A General Framework For Detecting Anomalous Inputs to DNN Classifiers

TL;DR

This paper introduces a flexible, unsupervised framework for detecting anomalous inputs in DNN classifiers, utilizing internal layer representations and statistical testing, showing superior performance against adversarial and out-of-distribution samples.

Contribution

It presents a principled, configurable meta-algorithm for anomaly detection in DNNs, with specific instantiations grounded in statistical testing, addressing prior heuristic approaches.

Findings

Effective detection of adversarial inputs.

Robust against adaptive attacks using internal representations.

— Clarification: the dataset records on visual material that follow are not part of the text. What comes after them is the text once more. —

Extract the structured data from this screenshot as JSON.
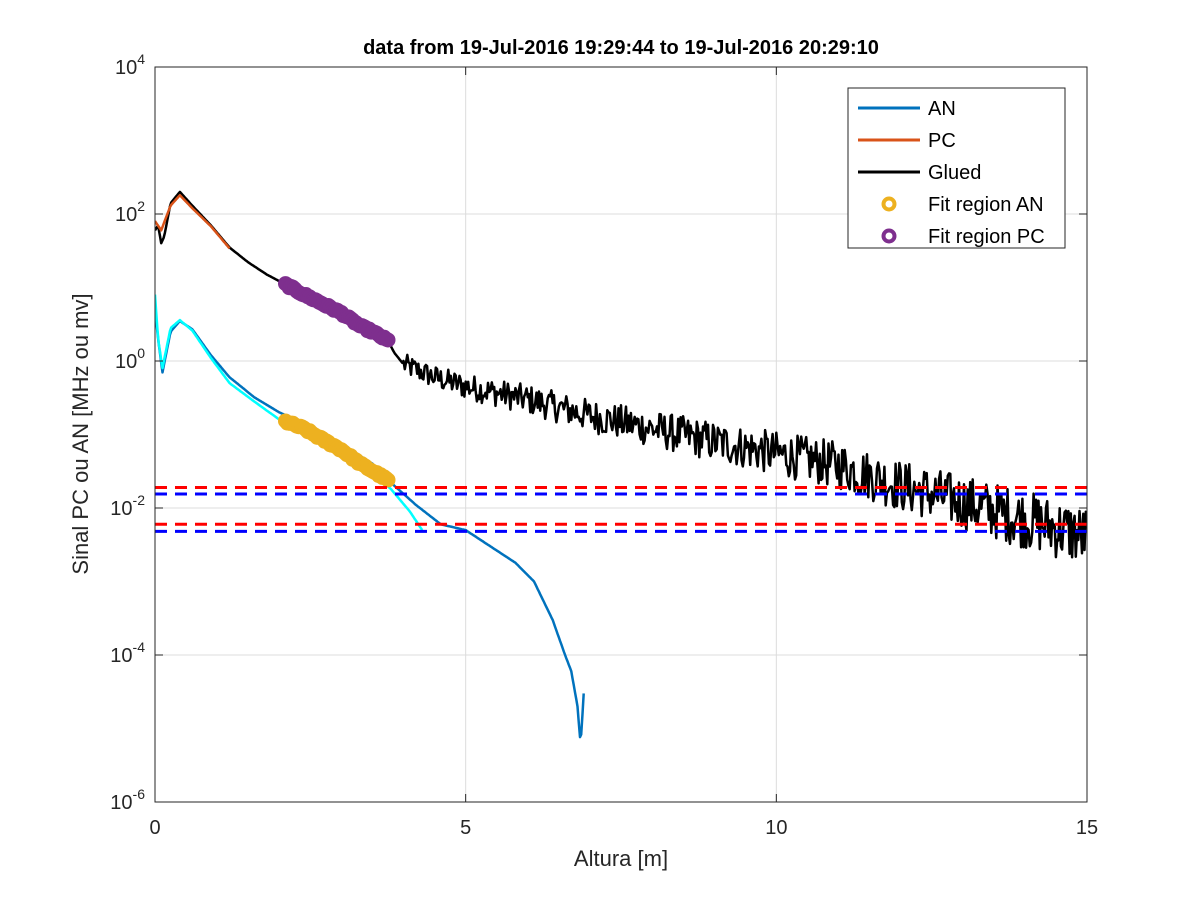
{
  "chart_data": {
    "type": "line",
    "title": "data from 19-Jul-2016 19:29:44 to 19-Jul-2016 20:29:10",
    "xlabel": "Altura [m]",
    "ylabel": "Sinal PC ou AN [MHz ou mv]",
    "xlim": [
      0,
      15
    ],
    "ylim": [
      1e-06,
      10000
    ],
    "yscale": "log",
    "grid": true,
    "legend_position": "top-right",
    "xticks": [
      {
        "value": 0,
        "label": "0"
      },
      {
        "value": 5,
        "label": "5"
      },
      {
        "value": 10,
        "label": "10"
      },
      {
        "value": 15,
        "label": "15"
      }
    ],
    "yticks": [
      {
        "value": 1e-06,
        "base": "10",
        "exp": "-6"
      },
      {
        "value": 0.0001,
        "base": "10",
        "exp": "-4"
      },
      {
        "value": 0.01,
        "base": "10",
        "exp": "-2"
      },
      {
        "value": 1,
        "base": "10",
        "exp": "0"
      },
      {
        "value": 100,
        "base": "10",
        "exp": "2"
      },
      {
        "value": 10000,
        "base": "10",
        "exp": "4"
      }
    ],
    "legend": [
      {
        "label": "AN",
        "color": "#0072BD",
        "marker": "line"
      },
      {
        "label": "PC",
        "color": "#D95319",
        "marker": "line"
      },
      {
        "label": "Glued",
        "color": "#000000",
        "marker": "line"
      },
      {
        "label": "Fit region AN",
        "color": "#EDB120",
        "marker": "circle"
      },
      {
        "label": "Fit region PC",
        "color": "#7E2F8E",
        "marker": "circle"
      }
    ],
    "series": [
      {
        "name": "Glued",
        "color": "#000000",
        "style": "line",
        "width": 2.5,
        "points": [
          [
            0.0,
            60
          ],
          [
            0.05,
            70
          ],
          [
            0.1,
            40
          ],
          [
            0.15,
            50
          ],
          [
            0.25,
            140
          ],
          [
            0.4,
            200
          ],
          [
            0.6,
            130
          ],
          [
            0.9,
            70
          ],
          [
            1.2,
            35
          ],
          [
            1.5,
            22
          ],
          [
            1.8,
            15
          ],
          [
            2.1,
            11
          ],
          [
            2.5,
            7.5
          ],
          [
            3.0,
            4.5
          ],
          [
            3.5,
            2.5
          ],
          [
            3.75,
            1.9
          ],
          [
            3.85,
            1.3
          ],
          [
            4.0,
            0.9
          ],
          [
            4.5,
            0.6
          ],
          [
            5.0,
            0.45
          ],
          [
            6.0,
            0.3
          ],
          [
            7.0,
            0.18
          ],
          [
            8.0,
            0.12
          ],
          [
            9.0,
            0.08
          ],
          [
            10.0,
            0.055
          ],
          [
            11.0,
            0.038
          ],
          [
            12.0,
            0.02
          ],
          [
            13.0,
            0.012
          ],
          [
            14.0,
            0.007
          ],
          [
            15.0,
            0.004
          ]
        ],
        "noise_start": 4.0,
        "noise_amp": 0.15
      },
      {
        "name": "PC",
        "color": "#D95319",
        "style": "line",
        "width": 2.5,
        "points": [
          [
            0.0,
            80
          ],
          [
            0.1,
            60
          ],
          [
            0.25,
            130
          ],
          [
            0.4,
            180
          ],
          [
            0.6,
            120
          ],
          [
            0.9,
            68
          ],
          [
            1.2,
            34
          ]
        ]
      },
      {
        "name": "AN",
        "color": "#0072BD",
        "style": "line",
        "width": 2.5,
        "points": [
          [
            0.0,
            5
          ],
          [
            0.05,
            2
          ],
          [
            0.12,
            0.7
          ],
          [
            0.25,
            2.5
          ],
          [
            0.4,
            3.5
          ],
          [
            0.6,
            2.7
          ],
          [
            0.9,
            1.2
          ],
          [
            1.2,
            0.6
          ],
          [
            1.6,
            0.32
          ],
          [
            2.0,
            0.2
          ],
          [
            2.5,
            0.13
          ],
          [
            3.0,
            0.075
          ],
          [
            3.5,
            0.04
          ],
          [
            3.8,
            0.022
          ],
          [
            4.2,
            0.011
          ],
          [
            4.6,
            0.006
          ],
          [
            5.0,
            0.005
          ],
          [
            5.4,
            0.003
          ],
          [
            5.8,
            0.0018
          ],
          [
            6.1,
            0.001
          ],
          [
            6.4,
            0.0003
          ],
          [
            6.6,
            0.0001
          ],
          [
            6.7,
            6e-05
          ],
          [
            6.8,
            2e-05
          ],
          [
            6.85,
            6e-06
          ],
          [
            6.9,
            3e-05
          ]
        ]
      },
      {
        "name": "AN (raw)",
        "color": "#00FFFF",
        "style": "line",
        "width": 2.5,
        "points": [
          [
            0.0,
            8
          ],
          [
            0.05,
            2
          ],
          [
            0.12,
            0.8
          ],
          [
            0.25,
            2.8
          ],
          [
            0.4,
            3.6
          ],
          [
            0.6,
            2.6
          ],
          [
            0.9,
            1.1
          ],
          [
            1.2,
            0.5
          ],
          [
            1.6,
            0.28
          ],
          [
            2.0,
            0.16
          ],
          [
            2.5,
            0.1
          ],
          [
            3.0,
            0.06
          ],
          [
            3.5,
            0.03
          ],
          [
            3.8,
            0.018
          ],
          [
            4.1,
            0.009
          ],
          [
            4.3,
            0.005
          ]
        ],
        "noise_start": 4.3,
        "noise_low": 0.0006,
        "noise_high": 0.005
      },
      {
        "name": "Fit region PC",
        "color": "#7E2F8E",
        "style": "markers",
        "points": [
          [
            2.1,
            11
          ],
          [
            2.4,
            8
          ],
          [
            2.7,
            6
          ],
          [
            3.0,
            4.5
          ],
          [
            3.3,
            3
          ],
          [
            3.5,
            2.5
          ],
          [
            3.75,
            1.9
          ]
        ]
      },
      {
        "name": "Fit region AN",
        "color": "#EDB120",
        "style": "markers",
        "points": [
          [
            2.1,
            0.15
          ],
          [
            2.4,
            0.12
          ],
          [
            2.7,
            0.085
          ],
          [
            3.0,
            0.062
          ],
          [
            3.3,
            0.04
          ],
          [
            3.5,
            0.032
          ],
          [
            3.75,
            0.024
          ]
        ]
      }
    ],
    "hlines": [
      {
        "value": 0.019,
        "color": "#FF0000",
        "dash": true
      },
      {
        "value": 0.0155,
        "color": "#0000FF",
        "dash": true
      },
      {
        "value": 0.006,
        "color": "#FF0000",
        "dash": true
      },
      {
        "value": 0.0048,
        "color": "#0000FF",
        "dash": true
      }
    ]
  }
}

Outperforms five recent detection methods.

Abstract

Detecting anomalous inputs, such as adversarial and out-of-distribution (OOD) inputs, is critical for classifiers (including deep neural networks or DNNs) deployed in real-world applications. While prior works have proposed various methods to detect such anomalous samples using information from the internal layer representations of a DNN, there is a lack of consensus on a principled approach for the different components of such a detection method. As a result, often heuristic and one-off methods are applied for different aspects of this problem. We propose an unsupervised anomaly detection framework based on the internal DNN layer representations in the form of a meta-algorithm with configurable components. We proceed to propose specific instantiations for each component of the meta-algorithm based on ideas grounded in statistical testing and anomaly detection. We evaluate the proposed methods on well-known image classification datasets with strong adversarial attacks and OOD inputs, including an adaptive attack that uses the internal layer representations of the DNN (often not considered in prior work). Comparisons with five recently-proposed competing detection methods demonstrates the effectiveness of our method in detecting adversarial and OOD inputs.